The need for nurses continues to grow, and standards are shifting toward those who hold a bachelor’s degree. The shortage is especially dire in rural communities. To help meet this need, Kansas Wesleyan University will now offer a fully online R.N. to B.S. with a major in Nursing program. The program allows nurses who already hold an unencumbered Registered Nursing license to leverage their experience to complete a Bachelor of Science with a major in Nursing in an accelerated study. It is designed to prepare students for professional advancement.
“Obtaining a bachelor’s degree will open the door for nurses with an associate degree or diploma to advance to leadership positions,” Janeane Houchin, director of Nursing Education, said. “R.N. to B.S. students, who are often working and raising families, will have the convenience of a flexible online program, while still working with Kansas Wesleyan’s high-quality nursing education faculty.”

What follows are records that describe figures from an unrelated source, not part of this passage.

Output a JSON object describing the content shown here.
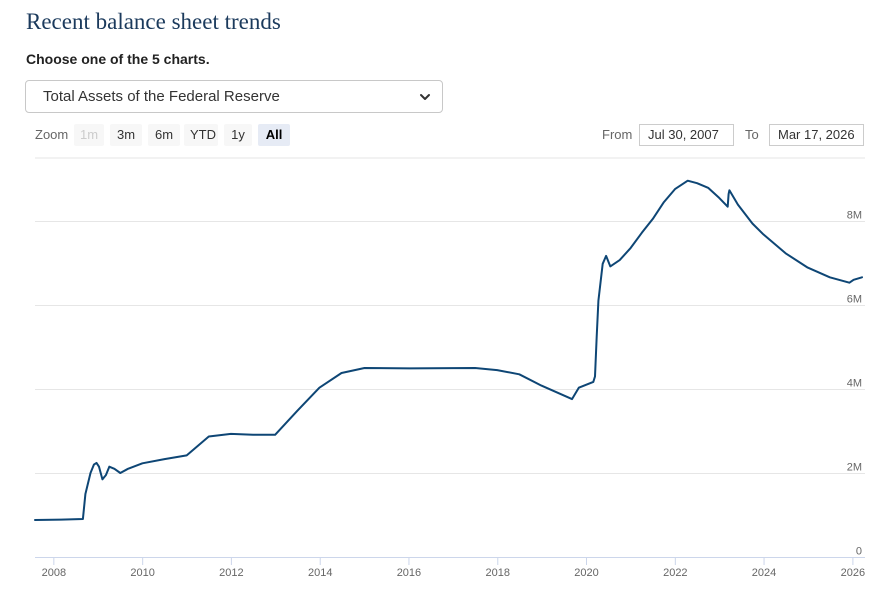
{
  "page": {
    "title": "Recent balance sheet trends",
    "chooser_label": "Choose one of the 5 charts.",
    "selected_chart": "Total Assets of the Federal Reserve"
  },
  "range_selector": {
    "zoom_label": "Zoom",
    "buttons": [
      "1m",
      "3m",
      "6m",
      "YTD",
      "1y",
      "All"
    ],
    "active": "All",
    "disabled": [
      "1m"
    ],
    "from_label": "From",
    "from_value": "Jul 30, 2007",
    "to_label": "To",
    "to_value": "Mar 17, 2026"
  },
  "chart_data": {
    "type": "line",
    "x_range": [
      "2007-07-30",
      "2026-03-17"
    ],
    "x_ticks": [
      "2008",
      "2010",
      "2012",
      "2014",
      "2016",
      "2018",
      "2020",
      "2022",
      "2024",
      "2026"
    ],
    "y_ticks": [
      0,
      2000000,
      4000000,
      6000000,
      8000000
    ],
    "y_tick_labels": [
      "0",
      "2M",
      "4M",
      "6M",
      "8M"
    ],
    "y_range": [
      0,
      9500000
    ],
    "y_axis_side": "right",
    "grid": "horizontal",
    "line_color": "#0e4675",
    "series": [
      {
        "points": [
          [
            "2007-07-30",
            880000
          ],
          [
            "2008-03-01",
            890000
          ],
          [
            "2008-08-27",
            905000
          ],
          [
            "2008-09-17",
            1500000
          ],
          [
            "2008-10-29",
            2000000
          ],
          [
            "2008-11-26",
            2200000
          ],
          [
            "2008-12-17",
            2240000
          ],
          [
            "2009-01-07",
            2150000
          ],
          [
            "2009-02-04",
            1850000
          ],
          [
            "2009-03-04",
            1950000
          ],
          [
            "2009-04-01",
            2150000
          ],
          [
            "2009-05-13",
            2100000
          ],
          [
            "2009-07-01",
            2000000
          ],
          [
            "2009-09-02",
            2100000
          ],
          [
            "2009-12-30",
            2230000
          ],
          [
            "2010-06-30",
            2330000
          ],
          [
            "2010-12-29",
            2420000
          ],
          [
            "2011-06-29",
            2870000
          ],
          [
            "2011-12-28",
            2930000
          ],
          [
            "2012-06-27",
            2910000
          ],
          [
            "2012-12-26",
            2910000
          ],
          [
            "2013-06-26",
            3480000
          ],
          [
            "2013-12-25",
            4030000
          ],
          [
            "2014-06-25",
            4380000
          ],
          [
            "2014-12-31",
            4500000
          ],
          [
            "2016-01-06",
            4490000
          ],
          [
            "2017-06-28",
            4500000
          ],
          [
            "2017-12-27",
            4450000
          ],
          [
            "2018-06-27",
            4350000
          ],
          [
            "2018-12-26",
            4080000
          ],
          [
            "2019-06-26",
            3850000
          ],
          [
            "2019-09-04",
            3760000
          ],
          [
            "2019-10-30",
            4030000
          ],
          [
            "2020-02-26",
            4170000
          ],
          [
            "2020-03-11",
            4300000
          ],
          [
            "2020-03-25",
            5250000
          ],
          [
            "2020-04-08",
            6100000
          ],
          [
            "2020-05-13",
            6980000
          ],
          [
            "2020-06-10",
            7170000
          ],
          [
            "2020-07-15",
            6920000
          ],
          [
            "2020-09-30",
            7070000
          ],
          [
            "2020-12-30",
            7360000
          ],
          [
            "2021-03-31",
            7720000
          ],
          [
            "2021-06-30",
            8050000
          ],
          [
            "2021-09-29",
            8450000
          ],
          [
            "2021-12-29",
            8760000
          ],
          [
            "2022-04-13",
            8960000
          ],
          [
            "2022-06-29",
            8900000
          ],
          [
            "2022-09-28",
            8790000
          ],
          [
            "2022-12-28",
            8550000
          ],
          [
            "2023-03-08",
            8340000
          ],
          [
            "2023-03-15",
            8640000
          ],
          [
            "2023-03-22",
            8730000
          ],
          [
            "2023-05-31",
            8390000
          ],
          [
            "2023-09-27",
            7940000
          ],
          [
            "2023-12-27",
            7680000
          ],
          [
            "2024-06-26",
            7230000
          ],
          [
            "2024-12-25",
            6890000
          ],
          [
            "2025-06-25",
            6660000
          ],
          [
            "2025-12-03",
            6530000
          ],
          [
            "2026-01-07",
            6600000
          ],
          [
            "2026-03-17",
            6660000
          ]
        ]
      }
    ]
  }
}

The program will begin in January 2018, but students will have the option of taking online pre-requisite courses in the fall. Classes begin Aug. 22.
The program consists of a minimum of nine courses offered in eight-week sessions. If applicants have maximum transfer credits, the program can be completed in one calendar year of full-time study and costs under $14,000. The tuition rate is guaranteed for two years. Students will be able to apply for up to 35 credit hours of experiential credit toward their degree. This allows nurses who have been working in the field to benefit from that experience.
New Nursing Degree Focuses on Community
Kansas Wesleyan is transitioning from the Bachelor of Science in Nursing to the Bachelor of Science with a major in Nursing. The university will now offer two tracks — a four-year program for pre-licensure students and a one-year program for those who have their Registered Nursing license.
The B.S. with a major in Nursing is the result of a careful analysis and revitalization of the Nursing curriculum at KWU. The new degree will be community-focused with required courses such as Community Health Nursing and Personal, Community and Global Health.
“We believe it is part of our missional responsibility to offer a Nursing program to help meet the needs of the community,” KWU President Matt Thompson said. “The most recent site visit from the Kansas State Board of Nursing was extremely positive.”
The university has submitted formal application to the Commission on Colligate Nursing Education (CCNE) for accrediting the B.S. with a major in Nursing, both online and on-ground.
“This will be a new program CCNE will review. Since we met all requirements except historical pass rates on the review of the B.S.N., we are in an excellent position to be accredited with the B.S. with a major in Nursing as pass rates aren’t a factor with new programs,” Thompson said.
CCNE will visit next spring. If the program is approved, KWU will receive notification in the fall. The B.S. with a major in Nursing program will offer the same level of nursing skill for graduates as a B.S.N.
The American Association of Colleges of Nursing website states, “Depending on the nursing school you attend, graduates of the baccalaureate program may receive a BSN (Bachelor of Science in Nursing) or a BS in Nursing degree. Please note that there is no substantive difference in the degrees offered. The degree title used is purely an institutional decision and does not connote differences between BSN and BS programs in nursing.”
KWU will welcome 18 pre-nursing students to its program in fall 2017.